On en comptait 23 à la fin des années 70, il n'en reste plus que 11
encore en activité aujourd'hui. Et la fermeture du site de Berre
pourrait en ajouter une à cette triste liste. Les raffineries "sont en
surcapacité de production, et n'ont pas de débouchés suffisants" en
raison d'une "demande très peu soutenue", explique Jean-Louis Schilansky
président de l'Union française des industries pétrolières (Ufip). Elle
seront même en "perte d'exploitation de plusieurs centaines de millions
d'euros" en 2011, dans une tendance "voisine" de 2009, quand elles
avaient perdu 1 milliard d'euros" a-t-il ajouté. Selon Les Echos, les
marges de raffinages, qui représentent la différence entre le prix des
produits raffinés et leurs coûts de production, ont baissé de 60% entre
2008 et 2009. Et elles sont aujourd'hui à un "niveau de crise".
Les
raffineries françaises ont en effet produit, en 2010, près de 82
millions de tonnes de produits pétroliers de type essence, gazole ou
fioul. Mais la demande reste bien inférieure à cette capacité. La
consommation en France en 2010 a atteint 33,6 millions de tonnes de
gazole et 8,2 millions de tonnes d'essence. "Depuis 2007, on constate
une baisse de la consommation en Europe liée aux économies d'énergie, et
le phénomène est accentué par les crises économiques", souligne
Constancio Silva, économiste à l'Institut français du pétrole-Energies
nouvelles.
"Des cessions ou des fermetures de sites inévitables"Selon
lui, les raffineurs n'ont pas su s'adapter aux changements de la
demande. Ils ont souffert de la montée en puissance du parc nucléaire
français. Celle-ci a en effet entraîné une baisse de la demande de fioul
lourd, qui servait jusqu'alors à faire fonctionner les centrales
électriques.
De plus, les raffineurs ont investi, dans les années 70 et 80, dans
des unités de production d'essence, qui était alors le carburant le plus
consommé en France. Mais ils ont été surpris par l'explosion de la
demande de gazole, accentuée par une fiscalité avantageuse et la moindre
consommation des moteurs diesel. La vente de gazole représente
actuellement 75% des ventes de carburant en France.
Les automobilistes en consomment 33 millions de tonnes, mais la capacité de production française ne s'élève qu'à 20 millions.

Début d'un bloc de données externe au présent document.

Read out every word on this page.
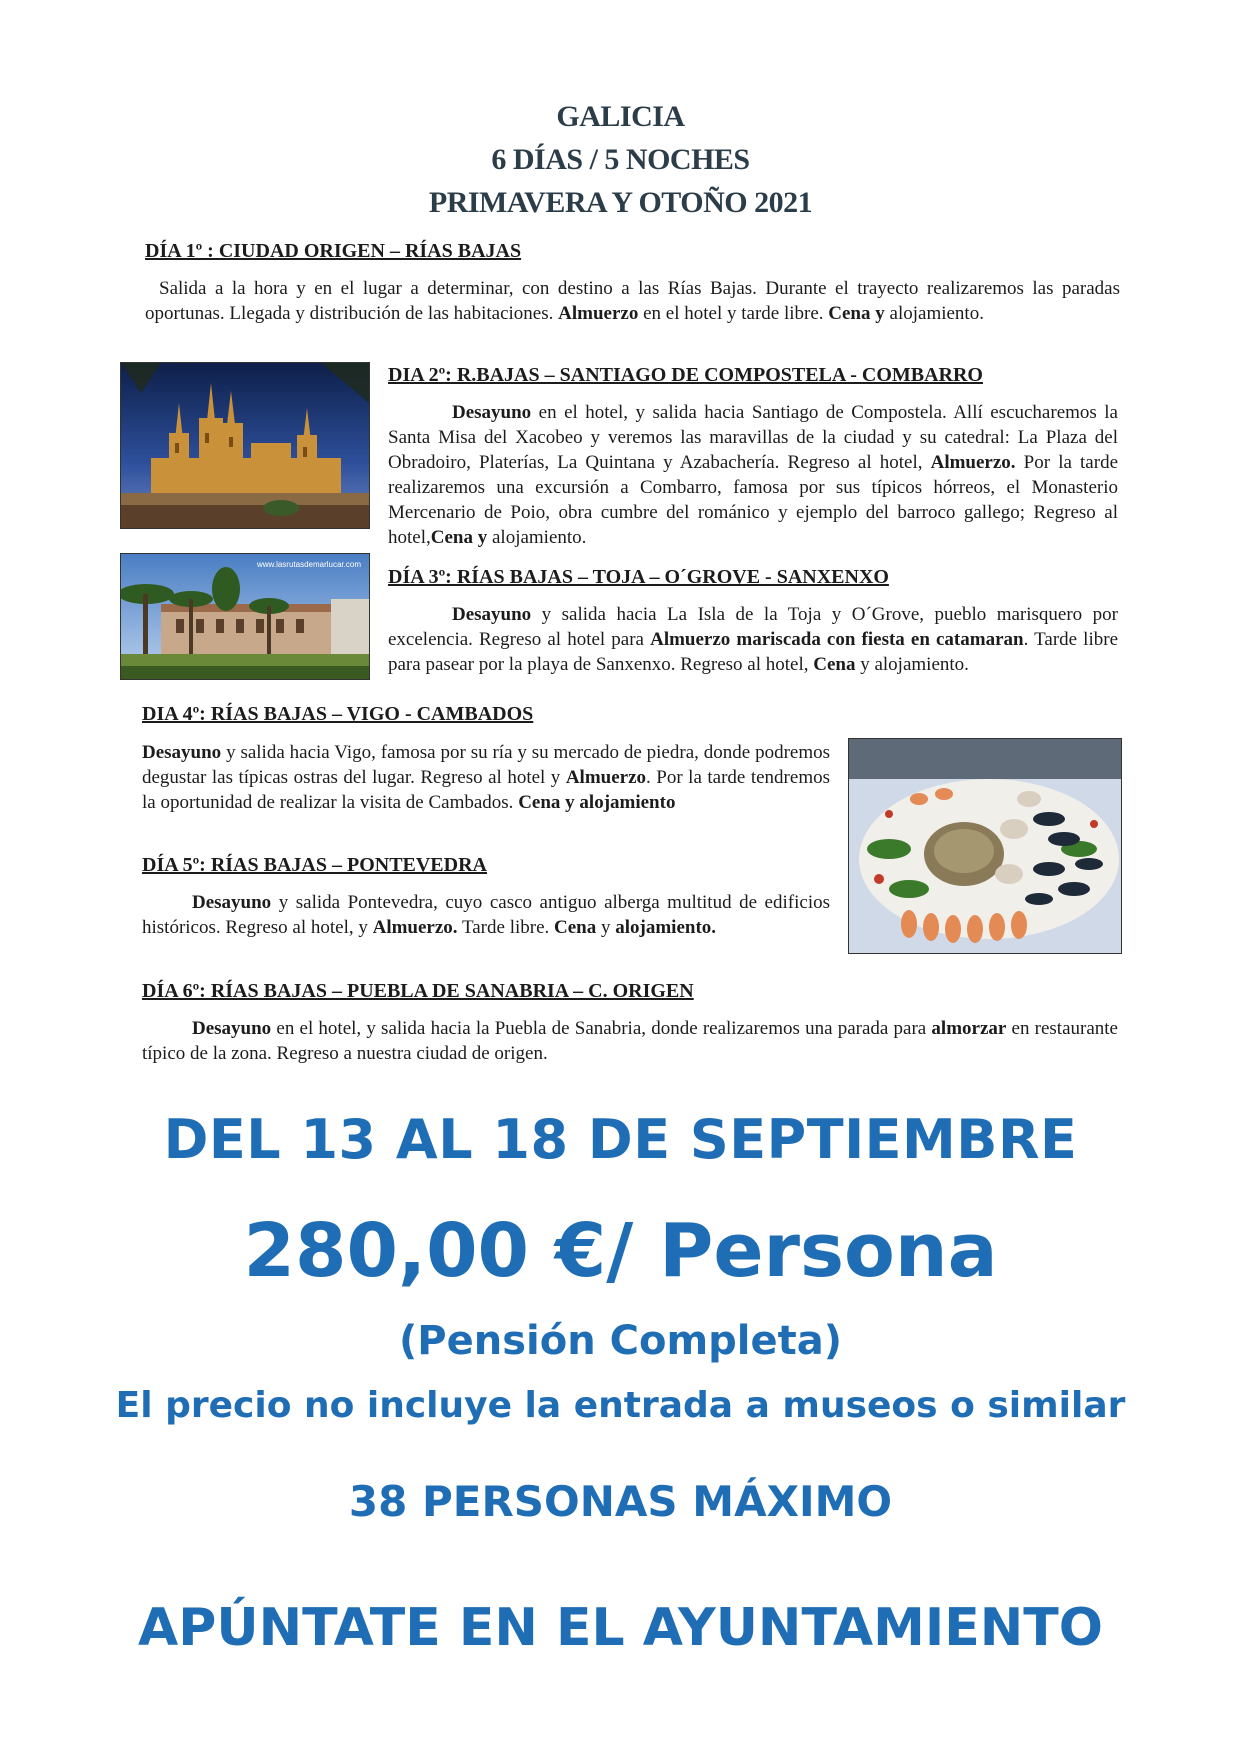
GALICIA
6 DÍAS / 5 NOCHES
PRIMAVERA Y OTOÑO 2021
DÍA 1º : CIUDAD ORIGEN – RÍAS BAJAS
Salida a la hora y en el lugar a determinar, con destino a las Rías Bajas. Durante el trayecto realizaremos las paradas oportunas. Llegada y distribución de las habitaciones. Almuerzo en el hotel y tarde libre. Cena y alojamiento.
DIA 2º: R.BAJAS – SANTIAGO DE COMPOSTELA - COMBARRO
Desayuno en el hotel, y salida hacia Santiago de Compostela. Allí escucharemos la Santa Misa del Xacobeo y veremos las maravillas de la ciudad y su catedral: La Plaza del Obradoiro, Platerías, La Quintana y Azabachería. Regreso al hotel, Almuerzo. Por la tarde realizaremos una excursión a Combarro, famosa por sus típicos hórreos, el Monasterio Mercenario de Poio, obra cumbre del románico y ejemplo del barroco gallego; Regreso al hotel,Cena y alojamiento.
www.lasrutasdemarlucar.com
DÍA 3º: RÍAS BAJAS – TOJA – O´GROVE - SANXENXO
Desayuno y salida hacia La Isla de la Toja y O´Grove, pueblo marisquero por excelencia. Regreso al hotel para Almuerzo mariscada con fiesta en catamaran. Tarde libre para pasear por la playa de Sanxenxo. Regreso al hotel, Cena y alojamiento.
DIA 4º: RÍAS BAJAS – VIGO - CAMBADOS
Desayuno y salida hacia Vigo, famosa por su ría y su mercado de piedra, donde podremos degustar las típicas ostras del lugar. Regreso al hotel y Almuerzo. Por la tarde tendremos la oportunidad de realizar la visita de Cambados. Cena y alojamiento
DÍA 5º: RÍAS BAJAS – PONTEVEDRA
Desayuno y salida Pontevedra, cuyo casco antiguo alberga multitud de edificios históricos. Regreso al hotel, y Almuerzo. Tarde libre. Cena y alojamiento.
DÍA 6º: RÍAS BAJAS – PUEBLA DE SANABRIA – C. ORIGEN
Desayuno en el hotel, y salida hacia la Puebla de Sanabria, donde realizaremos una parada para almorzar en restaurante típico de la zona. Regreso a nuestra ciudad de origen.
DEL 13 AL 18 DE SEPTIEMBRE
280,00 €/ Persona
(Pensión Completa)
El precio no incluye la entrada a museos o similar
38 PERSONAS MÁXIMO
APÚNTATE EN EL AYUNTAMIENTO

Les raffineries hexagonales se retrouvent donc actuellement obligées
d'exporter 30% de sa production d'essence, notamment aux Etats-Unis où,
là aussi, la demande a ralenti. Selon le comité professionnel du
pétrole, les ventes d'essence à l'étranger ont en effet chuté de 20%. Et
paréllèlement, les groupes pétroliers sont contraints d'acheter du
gazole à l'étranger, ce qui accentue leurs dépenses.
Dans ce
contexte, "à terme, des cessions ou fermetures de sites seront
inévitables", assure l'Ufip. Un pessimisme que refuse d'admettre les
syndicats. En réaction à la fermeture du site de Berre, les fédérations
CFDT et CGT de la branche chimie-pétrole ont hurlé "halte à
l'hécatombe". "Cette annonce est inacceptable. Car elle n'est pas liée
uniquement aux problèmes des faibles marges du raffinage et de
l'inadéquation de l'outil de production par rapport au marché, à
l'excédent d'essence et au déficit de gazole" ont-ils dénoncé.
Selon
eux, les fermetures de raffineries répondent à une logique boursière et
à un défaut d'investissement. La Fnic-CGT réclame "un plan pluriannuel
d'investissement" sur la base du rapport de l'Institut français de
pétrole présenté le 22 juin qui, moyennant des investissements,
présentait des pistes de développement pour les raffineries françaises.
Un argument que partage Thomas Porcher,
docteur en économie auteur du livre "Un baril de pétrole contre 100
mensonges." Selon lui, le manque d'investissement pour changer la
structure de production des raffineries françaises explique leur défaut
de rentabilité. "Malgré les bénéfices record tirés par l'effet-prix du à
la hausse des cours du brut, ces investissements ont été évincés au
profit d'une préférence pour des investissements dans les raffineries
proches des zones d'extraction. C'est le cas de Total en Arabie Saoudite
avec la raffinerie de Jubail par exemple. Elle permet de produire à
coût faible, en raison de la proximité avec les gisements. Mais elle est
surtout dotée d'un système productif moderne permettant d'adapter le
ratio gazole/essence souhaité. Le problème du raffinage français
pourrait donc plus s'apparenter " à un chômage technique du secteur "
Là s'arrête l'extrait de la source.